Reputation: 15039
I have a SQL Server
Database table with about 100K records of invoices (date, provider, type and amount).
This is sample data:
I want to group my data into 4 segments depending on the amount.
Where X1, X2 and X3 are amounts, but these amounts should be calculated statistically based on normal distribution so they make sense.
So I guess I have to get my AVG(amount) and my STDEV(amount) in order to know what my X1, X2 and X3 values should be acceptable.
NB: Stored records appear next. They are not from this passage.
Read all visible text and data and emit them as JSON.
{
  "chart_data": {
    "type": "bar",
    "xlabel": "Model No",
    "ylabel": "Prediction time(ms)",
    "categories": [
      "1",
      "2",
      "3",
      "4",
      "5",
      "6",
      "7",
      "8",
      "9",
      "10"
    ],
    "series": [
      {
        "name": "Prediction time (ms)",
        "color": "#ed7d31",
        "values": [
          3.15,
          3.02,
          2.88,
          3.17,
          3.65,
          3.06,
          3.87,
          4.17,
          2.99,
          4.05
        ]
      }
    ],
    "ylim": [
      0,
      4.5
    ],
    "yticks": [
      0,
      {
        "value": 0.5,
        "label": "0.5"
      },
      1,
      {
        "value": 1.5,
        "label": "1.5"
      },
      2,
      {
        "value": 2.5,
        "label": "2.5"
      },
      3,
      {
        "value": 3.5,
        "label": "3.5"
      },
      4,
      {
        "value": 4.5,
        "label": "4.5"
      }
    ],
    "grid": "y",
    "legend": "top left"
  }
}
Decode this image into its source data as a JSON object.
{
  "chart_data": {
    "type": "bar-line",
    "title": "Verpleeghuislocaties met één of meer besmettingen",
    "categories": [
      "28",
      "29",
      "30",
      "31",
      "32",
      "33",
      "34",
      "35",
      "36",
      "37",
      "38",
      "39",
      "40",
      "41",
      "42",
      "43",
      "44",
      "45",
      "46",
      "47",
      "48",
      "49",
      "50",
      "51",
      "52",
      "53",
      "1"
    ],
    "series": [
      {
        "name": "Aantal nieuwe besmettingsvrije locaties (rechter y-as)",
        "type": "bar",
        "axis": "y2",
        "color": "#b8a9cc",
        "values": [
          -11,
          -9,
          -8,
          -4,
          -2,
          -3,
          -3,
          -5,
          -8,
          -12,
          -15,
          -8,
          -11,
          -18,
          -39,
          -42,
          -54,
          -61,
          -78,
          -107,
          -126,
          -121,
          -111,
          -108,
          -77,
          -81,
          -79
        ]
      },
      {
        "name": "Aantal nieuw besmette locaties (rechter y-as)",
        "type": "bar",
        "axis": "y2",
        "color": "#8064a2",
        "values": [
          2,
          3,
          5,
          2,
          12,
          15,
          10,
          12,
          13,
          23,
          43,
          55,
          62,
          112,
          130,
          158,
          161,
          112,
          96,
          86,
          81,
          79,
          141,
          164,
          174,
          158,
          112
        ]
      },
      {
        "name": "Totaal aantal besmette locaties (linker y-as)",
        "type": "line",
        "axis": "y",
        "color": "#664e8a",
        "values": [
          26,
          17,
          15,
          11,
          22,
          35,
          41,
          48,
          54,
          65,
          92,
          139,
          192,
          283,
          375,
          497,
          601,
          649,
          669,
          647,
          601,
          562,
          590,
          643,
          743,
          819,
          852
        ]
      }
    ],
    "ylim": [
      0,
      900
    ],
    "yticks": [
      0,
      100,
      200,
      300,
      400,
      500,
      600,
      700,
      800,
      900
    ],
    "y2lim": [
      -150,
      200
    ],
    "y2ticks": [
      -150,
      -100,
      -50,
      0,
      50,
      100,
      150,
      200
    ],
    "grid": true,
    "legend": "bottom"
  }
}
Any clue on how to do this so the values makes sense for a report so I can generate a chart like this:
Upvotes: 1
Views: 1812
Reputation: 521914
SELECT CASE WHEN Amount < (SELECT AVG(Amount) FROM yourTable) -
(SELECT STDEVP(Amount) FROM yourTable)
THEN 'Group 1'
WHEN Amount < (SELECT AVG(Amount) FROM yourTable) THEN 'Group 2'
WHEN Amount < (SELECT AVG(Amount) FROM yourTable) +
(SELECT STDEVP(Amount) FROM yourTable)
THEN 'Group 3'
ELSE 'Group 4'
END
FROM yourTable
Explanation:
I assume that your boundaries correspond to the following:
X1 - One standard deviation below the mean Amount
X2 - The mean value of the Amount
X3 - One standard deviation about the mean Amount
Hence I assume that your X markers define the quartiles of the Amount distribution. Subqueries can be used for both the mean and standard deviation, and the AVG
and STDEVP
functions can be used for this.
Upvotes: 1